Il 1986 è interamente dedicato alla lavorazione della vetrata. Il tema è quello del Padre misericordioso. Con qualche comprensibile ritardo la vetrata viene ultimata e la collocazione avviene tra il 4 e il 5 dicembre grazie all’opera della ditta Passerini, in collaborazione con la ditta Valerii. Il risultato è una vera opera d’arte che avrà il merito di aiutare i penitenti che si preparano a ricevere il perdono sacramentale, a meditare sull’amore accogliente del padre misericordioso. Prima e dopo ci sono simboli che richiamano la pagina evangelica, ma l’elemento centrale è l’abbraccio del padre al figlio.
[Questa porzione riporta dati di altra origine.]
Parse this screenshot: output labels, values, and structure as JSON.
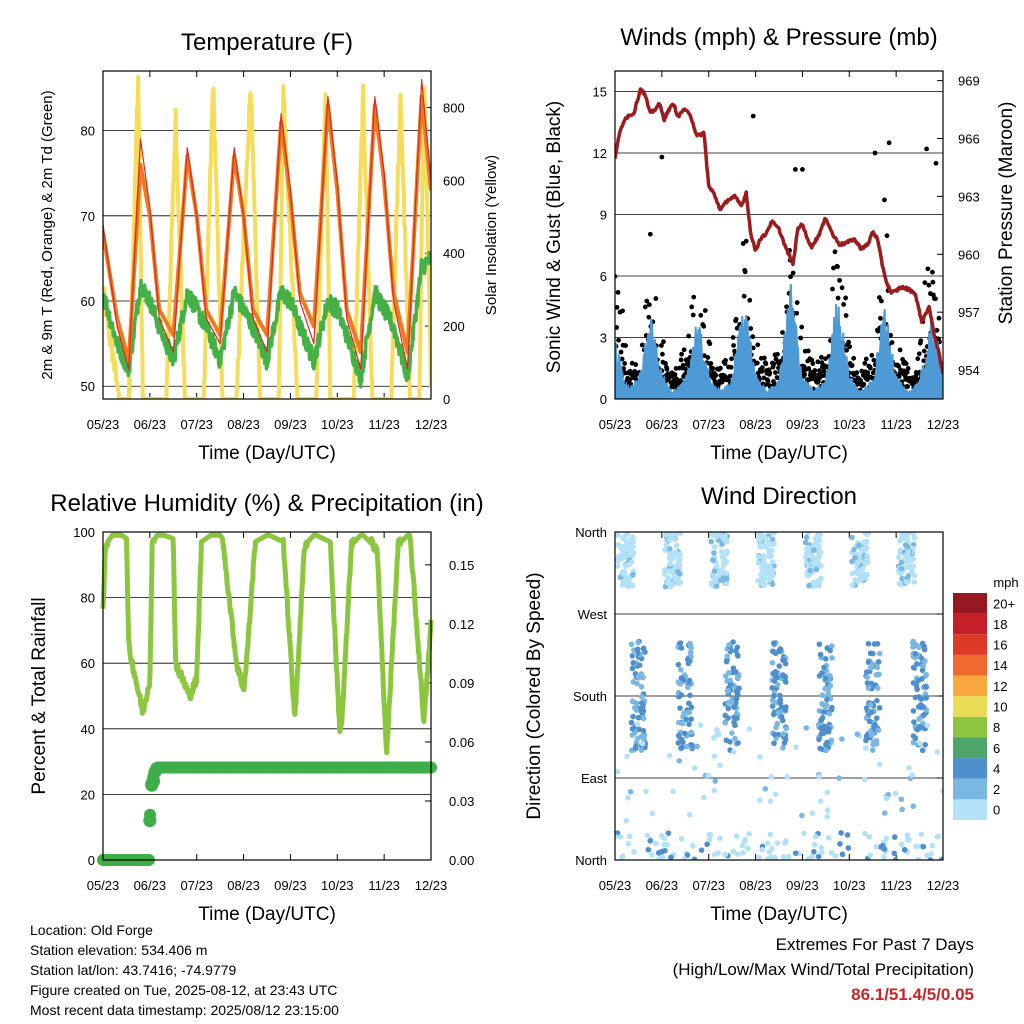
{
  "colors": {
    "red": "#d62b1f",
    "orange": "#f07a22",
    "green": "#44b046",
    "yellow": "#f5dd5a",
    "black": "#000000",
    "blue": "#4d9ad6",
    "maroon": "#9b1b1e",
    "rh": "#8cc63f",
    "precip": "#3fae49"
  },
  "x_ticks": [
    "05/23",
    "06/23",
    "07/23",
    "08/23",
    "09/23",
    "10/23",
    "11/23",
    "12/23"
  ],
  "chart_data": [
    {
      "id": "temperature",
      "type": "line",
      "title": "Temperature (F)",
      "xlabel": "Time (Day/UTC)",
      "ylabel": "2m & 9m T (Red, Orange) & 2m Td (Green)",
      "y2label": "Solar Insolation (Yellow)",
      "ylim": [
        48.5,
        87
      ],
      "y_ticks": [
        50,
        60,
        70,
        80
      ],
      "y2lim": [
        0,
        900
      ],
      "y2_ticks": [
        0,
        200,
        400,
        600,
        800
      ],
      "grid": true,
      "series": [
        {
          "name": "2m T",
          "color": "#d62b1f",
          "axis": "left",
          "x": [
            0.0,
            0.3,
            0.55,
            0.8,
            1.0,
            1.2,
            1.5,
            1.8,
            2.0,
            2.2,
            2.5,
            2.8,
            3.0,
            3.2,
            3.5,
            3.8,
            4.0,
            4.2,
            4.5,
            4.8,
            5.0,
            5.2,
            5.5,
            5.8,
            6.0,
            6.2,
            6.5,
            6.8,
            7.0
          ],
          "y": [
            69,
            57,
            52,
            79,
            71,
            58,
            54,
            78,
            70,
            58,
            55,
            78,
            70,
            58,
            54,
            82,
            73,
            60,
            55,
            84,
            74,
            58,
            52,
            84,
            75,
            60,
            52,
            86,
            74
          ]
        },
        {
          "name": "9m T",
          "color": "#f07a22",
          "axis": "left",
          "x": [
            0.0,
            0.3,
            0.55,
            0.8,
            1.0,
            1.2,
            1.5,
            1.8,
            2.0,
            2.2,
            2.5,
            2.8,
            3.0,
            3.2,
            3.5,
            3.8,
            4.0,
            4.2,
            4.5,
            4.8,
            5.0,
            5.2,
            5.5,
            5.8,
            6.0,
            6.2,
            6.5,
            6.8,
            7.0
          ],
          "y": [
            68,
            58,
            53,
            76,
            70,
            59,
            56,
            77,
            70,
            59,
            56,
            77,
            70,
            59,
            56,
            81,
            72,
            61,
            57,
            83,
            73,
            59,
            54,
            83,
            74,
            61,
            54,
            84,
            73
          ]
        },
        {
          "name": "2m Td",
          "color": "#44b046",
          "axis": "left",
          "x": [
            0.0,
            0.3,
            0.55,
            0.8,
            1.0,
            1.2,
            1.5,
            1.8,
            2.0,
            2.2,
            2.5,
            2.8,
            3.0,
            3.2,
            3.5,
            3.8,
            4.0,
            4.2,
            4.5,
            4.8,
            5.0,
            5.2,
            5.5,
            5.8,
            6.0,
            6.2,
            6.5,
            6.8,
            7.0
          ],
          "y": [
            61,
            55,
            52,
            62,
            60,
            57,
            53,
            61,
            59,
            57,
            53,
            61,
            59,
            57,
            53,
            61,
            60,
            57,
            53,
            60,
            59,
            56,
            51,
            61,
            59,
            57,
            51,
            64,
            65
          ]
        },
        {
          "name": "Solar Insolation",
          "color": "#f5dd5a",
          "axis": "right",
          "x": [
            0.0,
            0.35,
            0.55,
            0.75,
            0.85,
            1.15,
            1.35,
            1.55,
            1.75,
            1.85,
            2.15,
            2.35,
            2.55,
            2.75,
            2.85,
            3.15,
            3.35,
            3.55,
            3.75,
            3.85,
            4.15,
            4.35,
            4.55,
            4.75,
            4.85,
            5.15,
            5.35,
            5.55,
            5.75,
            5.85,
            6.15,
            6.35,
            6.55,
            6.75,
            6.85,
            7.0
          ],
          "y": [
            300,
            0,
            0,
            880,
            0,
            0,
            0,
            770,
            0,
            0,
            0,
            870,
            0,
            0,
            0,
            870,
            0,
            0,
            0,
            860,
            0,
            0,
            0,
            850,
            0,
            0,
            0,
            830,
            0,
            0,
            0,
            840,
            0,
            0,
            880,
            60
          ]
        }
      ]
    },
    {
      "id": "winds",
      "type": "scatter",
      "title": "Winds (mph) & Pressure (mb)",
      "xlabel": "Time (Day/UTC)",
      "ylabel": "Sonic Wind & Gust (Blue, Black)",
      "y2label": "Station Pressure (Maroon)",
      "ylim": [
        0,
        16
      ],
      "y_ticks": [
        0,
        3,
        6,
        9,
        12,
        15
      ],
      "y2lim": [
        952.5,
        969.5
      ],
      "y2_ticks": [
        954,
        957,
        960,
        963,
        966,
        969
      ],
      "grid": true,
      "gust_envelope": {
        "x": [
          0.0,
          0.25,
          0.5,
          0.75,
          1.0,
          1.25,
          1.5,
          1.75,
          2.0,
          2.25,
          2.5,
          2.75,
          3.0,
          3.25,
          3.5,
          3.75,
          4.0,
          4.25,
          4.5,
          4.75,
          5.0,
          5.25,
          5.5,
          5.75,
          6.0,
          6.25,
          6.5,
          6.75,
          7.0
        ],
        "y": [
          8,
          1.5,
          2,
          8.5,
          2.5,
          1,
          2,
          8,
          3,
          1,
          2,
          9,
          3,
          1,
          2,
          9.5,
          3,
          1,
          2,
          9,
          3,
          1,
          2,
          10,
          3,
          1,
          2,
          9.5,
          4
        ],
        "color": "#000000"
      },
      "wind_envelope": {
        "x": [
          0.0,
          0.25,
          0.5,
          0.75,
          1.0,
          1.25,
          1.5,
          1.75,
          2.0,
          2.25,
          2.5,
          2.75,
          3.0,
          3.25,
          3.5,
          3.75,
          4.0,
          4.25,
          4.5,
          4.75,
          5.0,
          5.25,
          5.5,
          5.75,
          6.0,
          6.25,
          6.5,
          6.75,
          7.0
        ],
        "y": [
          2.5,
          0.5,
          0.8,
          3.5,
          1,
          0.3,
          0.8,
          3.5,
          1,
          0.3,
          0.8,
          4.5,
          1,
          0.3,
          0.8,
          5,
          1,
          0.3,
          0.8,
          4.5,
          1,
          0.3,
          0.8,
          4,
          1,
          0.3,
          0.8,
          3.5,
          1.5
        ],
        "color": "#4d9ad6"
      },
      "gust_outliers": {
        "x": [
          1.0,
          2.95,
          3.85,
          4.0,
          5.55,
          5.85,
          6.65,
          6.85
        ],
        "y": [
          11.8,
          13.8,
          11.2,
          11.2,
          12.0,
          12.5,
          12.2,
          11.5
        ]
      },
      "pressure": {
        "name": "Station Pressure",
        "color": "#9b1b1e",
        "axis": "right",
        "x": [
          0.0,
          0.1,
          0.2,
          0.3,
          0.4,
          0.5,
          0.55,
          0.65,
          0.75,
          0.85,
          0.95,
          1.05,
          1.15,
          1.25,
          1.35,
          1.45,
          1.6,
          1.75,
          1.9,
          2.0,
          2.1,
          2.25,
          2.4,
          2.55,
          2.7,
          2.8,
          2.9,
          3.0,
          3.1,
          3.2,
          3.35,
          3.5,
          3.65,
          3.8,
          3.9,
          4.0,
          4.1,
          4.2,
          4.35,
          4.5,
          4.65,
          4.8,
          4.95,
          5.1,
          5.25,
          5.4,
          5.5,
          5.6,
          5.7,
          5.8,
          5.9,
          6.0,
          6.1,
          6.25,
          6.4,
          6.55,
          6.7,
          6.8,
          6.9,
          7.0
        ],
        "y": [
          965,
          966.3,
          967,
          967.2,
          967.3,
          968.2,
          968.6,
          968.2,
          967.3,
          967.5,
          967.8,
          967.0,
          967.5,
          967.8,
          967.1,
          967.5,
          967.3,
          966.1,
          966.3,
          963.5,
          963.2,
          962.3,
          962.8,
          963.0,
          962.5,
          963.2,
          961.0,
          960.2,
          960.8,
          961.0,
          961.7,
          961.3,
          960.3,
          959.5,
          961.3,
          961.6,
          960.8,
          960.4,
          961.0,
          961.9,
          961.0,
          960.5,
          960.6,
          960.8,
          960.3,
          960.5,
          961.2,
          960.8,
          959.5,
          958.5,
          958.0,
          958.1,
          958.3,
          958.2,
          958.0,
          956.5,
          957.3,
          956.0,
          955.0,
          953.8
        ]
      }
    },
    {
      "id": "humidity",
      "type": "line",
      "title": "Relative Humidity (%) & Precipitation (in)",
      "xlabel": "Time (Day/UTC)",
      "ylabel": "Percent & Total Rainfall",
      "ylim": [
        0,
        100
      ],
      "y_ticks": [
        0,
        20,
        40,
        60,
        80,
        100
      ],
      "y2lim": [
        0,
        0.1667
      ],
      "y2_ticks": [
        "0.00",
        "0.03",
        "0.06",
        "0.09",
        "0.12",
        "0.15"
      ],
      "grid": true,
      "series": [
        {
          "name": "Relative Humidity",
          "color": "#8cc63f",
          "axis": "left",
          "x": [
            0.0,
            0.05,
            0.2,
            0.4,
            0.5,
            0.55,
            0.85,
            1.0,
            1.05,
            1.15,
            1.3,
            1.5,
            1.55,
            1.85,
            2.0,
            2.1,
            2.3,
            2.5,
            2.55,
            2.85,
            3.0,
            3.05,
            3.25,
            3.5,
            3.55,
            3.85,
            4.05,
            4.1,
            4.3,
            4.5,
            4.55,
            4.85,
            5.05,
            5.1,
            5.3,
            5.5,
            5.55,
            5.85,
            6.05,
            6.1,
            6.3,
            6.5,
            6.55,
            6.85,
            7.0
          ],
          "y": [
            76,
            96,
            99,
            99,
            98,
            65,
            45,
            55,
            96,
            99,
            99,
            98,
            60,
            50,
            55,
            97,
            99,
            99,
            98,
            60,
            52,
            58,
            97,
            99,
            99,
            97,
            52,
            44,
            96,
            99,
            99,
            97,
            40,
            42,
            96,
            99,
            99,
            95,
            32,
            45,
            96,
            99,
            99,
            42,
            72
          ]
        },
        {
          "name": "Total Precipitation",
          "color": "#3fae49",
          "axis": "right",
          "x": [
            0.0,
            0.9,
            1.0,
            1.0,
            1.02,
            1.05,
            1.1,
            1.15,
            1.2,
            7.0
          ],
          "y": [
            0.0,
            0.0,
            0.0,
            0.02,
            0.038,
            0.04,
            0.045,
            0.047,
            0.047,
            0.047
          ]
        }
      ]
    },
    {
      "id": "wind_direction",
      "type": "scatter",
      "title": "Wind Direction",
      "xlabel": "Time (Day/UTC)",
      "ylabel": "Direction (Colored By Speed)",
      "y_ticks": [
        "North",
        "East",
        "South",
        "West",
        "North"
      ],
      "ylim": [
        0,
        360
      ],
      "colorbar_unit": "mph",
      "colorbar_labels": [
        "0",
        "2",
        "4",
        "6",
        "8",
        "10",
        "12",
        "14",
        "16",
        "18",
        "20+"
      ],
      "colorbar_colors": [
        "#b3e1f7",
        "#7ab8e3",
        "#4f8fcb",
        "#4ea56a",
        "#8cc63f",
        "#e8dd55",
        "#f9a93f",
        "#ef6a2c",
        "#dd3a27",
        "#c3202a",
        "#961820"
      ],
      "grid": true
    }
  ],
  "station_info": {
    "location": "Location: Old Forge",
    "elevation": "Station elevation: 534.406 m",
    "latlon": "Station lat/lon: 43.7416; -74.9779",
    "created": "Figure created on Tue, 2025-08-12, at 23:43 UTC",
    "recent": "Most recent data timestamp: 2025/08/12 23:15:00"
  },
  "extremes": {
    "heading": "Extremes For Past 7 Days",
    "subheading": "(High/Low/Max Wind/Total Precipitation)",
    "values": "86.1/51.4/5/0.05"
  }
}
Un abbraccio reso speciale per la presenza di una donna che alcuni scambiano per la madre del ragazzo o per la Chiesa (accogliente verso i figli penitenti), ma che l’autore intendeva come personificazione della divina misericordia.
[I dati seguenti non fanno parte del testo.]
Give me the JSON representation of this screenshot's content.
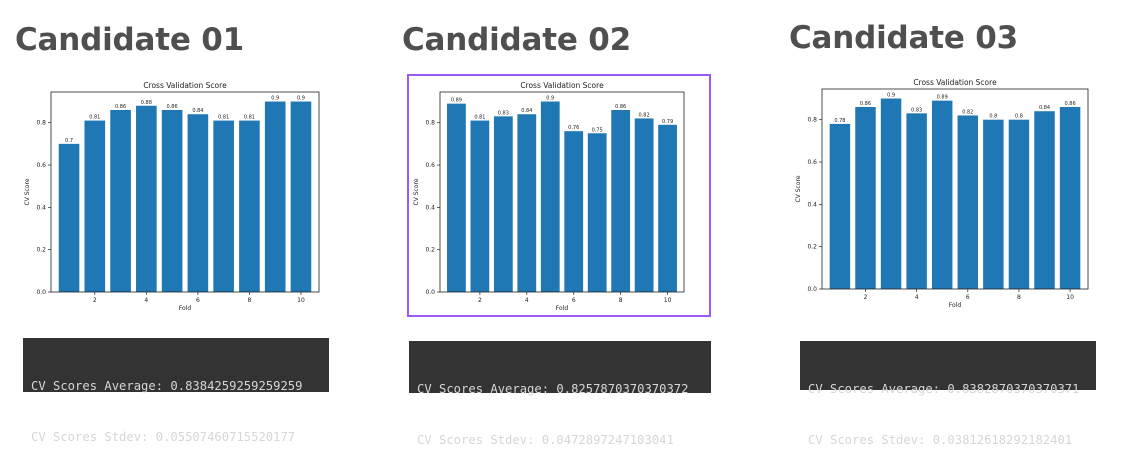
{
  "candidates": [
    {
      "heading": "Candidate 01",
      "cv_average_text": "CV Scores Average: 0.8384259259259259",
      "cv_stdev_text": "CV Scores Stdev: 0.05507460715520177",
      "selected": false
    },
    {
      "heading": "Candidate 02",
      "cv_average_text": "CV Scores Average: 0.8257870370370372",
      "cv_stdev_text": "CV Scores Stdev: 0.0472897247103041",
      "selected": true
    },
    {
      "heading": "Candidate 03",
      "cv_average_text": "CV Scores Average: 0.8382870370370371",
      "cv_stdev_text": "CV Scores Stdev: 0.03812618292182401",
      "selected": false
    }
  ],
  "colors": {
    "bar": "#1f77b4",
    "selection_border": "#9b59f5",
    "terminal_bg": "#333333",
    "terminal_text": "#d6d6d6",
    "heading": "#4f4f4f"
  },
  "chart_data": [
    {
      "type": "bar",
      "title": "Cross Validation Score",
      "xlabel": "Fold",
      "ylabel": "CV Score",
      "categories": [
        1,
        2,
        3,
        4,
        5,
        6,
        7,
        8,
        9,
        10
      ],
      "values": [
        0.7,
        0.81,
        0.86,
        0.88,
        0.86,
        0.84,
        0.81,
        0.81,
        0.9,
        0.9
      ],
      "value_labels": [
        "0.7",
        "0.81",
        "0.86",
        "0.88",
        "0.86",
        "0.84",
        "0.81",
        "0.81",
        "0.9",
        "0.9"
      ],
      "xticks": [
        "2",
        "4",
        "6",
        "8",
        "10"
      ],
      "yticks": [
        "0.0",
        "0.2",
        "0.4",
        "0.6",
        "0.8"
      ],
      "ylim": [
        0,
        0.945
      ]
    },
    {
      "type": "bar",
      "title": "Cross Validation Score",
      "xlabel": "Fold",
      "ylabel": "CV Score",
      "categories": [
        1,
        2,
        3,
        4,
        5,
        6,
        7,
        8,
        9,
        10
      ],
      "values": [
        0.89,
        0.81,
        0.83,
        0.84,
        0.9,
        0.76,
        0.75,
        0.86,
        0.82,
        0.79
      ],
      "value_labels": [
        "0.89",
        "0.81",
        "0.83",
        "0.84",
        "0.9",
        "0.76",
        "0.75",
        "0.86",
        "0.82",
        "0.79"
      ],
      "xticks": [
        "2",
        "4",
        "6",
        "8",
        "10"
      ],
      "yticks": [
        "0.0",
        "0.2",
        "0.4",
        "0.6",
        "0.8"
      ],
      "ylim": [
        0,
        0.945
      ]
    },
    {
      "type": "bar",
      "title": "Cross Validation Score",
      "xlabel": "Fold",
      "ylabel": "CV Score",
      "categories": [
        1,
        2,
        3,
        4,
        5,
        6,
        7,
        8,
        9,
        10
      ],
      "values": [
        0.78,
        0.86,
        0.9,
        0.83,
        0.89,
        0.82,
        0.8,
        0.8,
        0.84,
        0.86
      ],
      "value_labels": [
        "0.78",
        "0.86",
        "0.9",
        "0.83",
        "0.89",
        "0.82",
        "0.8",
        "0.8",
        "0.84",
        "0.86"
      ],
      "xticks": [
        "2",
        "4",
        "6",
        "8",
        "10"
      ],
      "yticks": [
        "0.0",
        "0.2",
        "0.4",
        "0.6",
        "0.8"
      ],
      "ylim": [
        0,
        0.945
      ]
    }
  ]
}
L’opera di padre Ugolino nella cappella della riconciliazione non è ancora completa. Resta da realizzare il grande mosaico de Il Mistero Pasquale. La comunità già solo alla vista di disegni e cartonati ha l’immediata percezione di trovarsi di fronte a qualcosa di straordinario.

Il 4 marzo 1987 padre Ugolino e il nipote Silvio, insieme al mosaicista romano Umberto Marini, sono al santuario per realizzare l’opera. Padre Ugolino taglia i marmi, Marini li colloca con sapiente maestria. Il risultato è un cuore vibrante, immagine del cuore di Dio che non smette di pulsare, fa da cornice ad una doppia immagine del Figlio di Dio: da una parte il Cristo morto in croce la cui corona di spine è intrecciata da un roveto, dall’altra il risorto in cui anche il roveto torna a fiorire in splendide rose, immagine eloquente dell’esperienza della riconciliazione nella quale l’uomo vecchio, morto a causa del peccato, si rinnova per l’esperienza dell’incontro con la misericordia del Padre.

La parte restante della cappella è decorata con mosaici che rappresentano un tetragramma musicale,

che riproduce una melodia originale a cui sono associate alcune strofe scelte del salterio: “Attingete acqua con gioia alle sorgenti della salvezza” e “Se partecipiamo alle sue sofferenze parteciperemo alla sua gloria”.

Il tutto è compiuto il 25 marzo successivo. Segno della grande alacrità con cui il religioso si era dedicato a questa opera, anche a motivo del fatto che altre opere e altri mosaici avrebbe dovuto realizzare nel santuario di San Gabriele.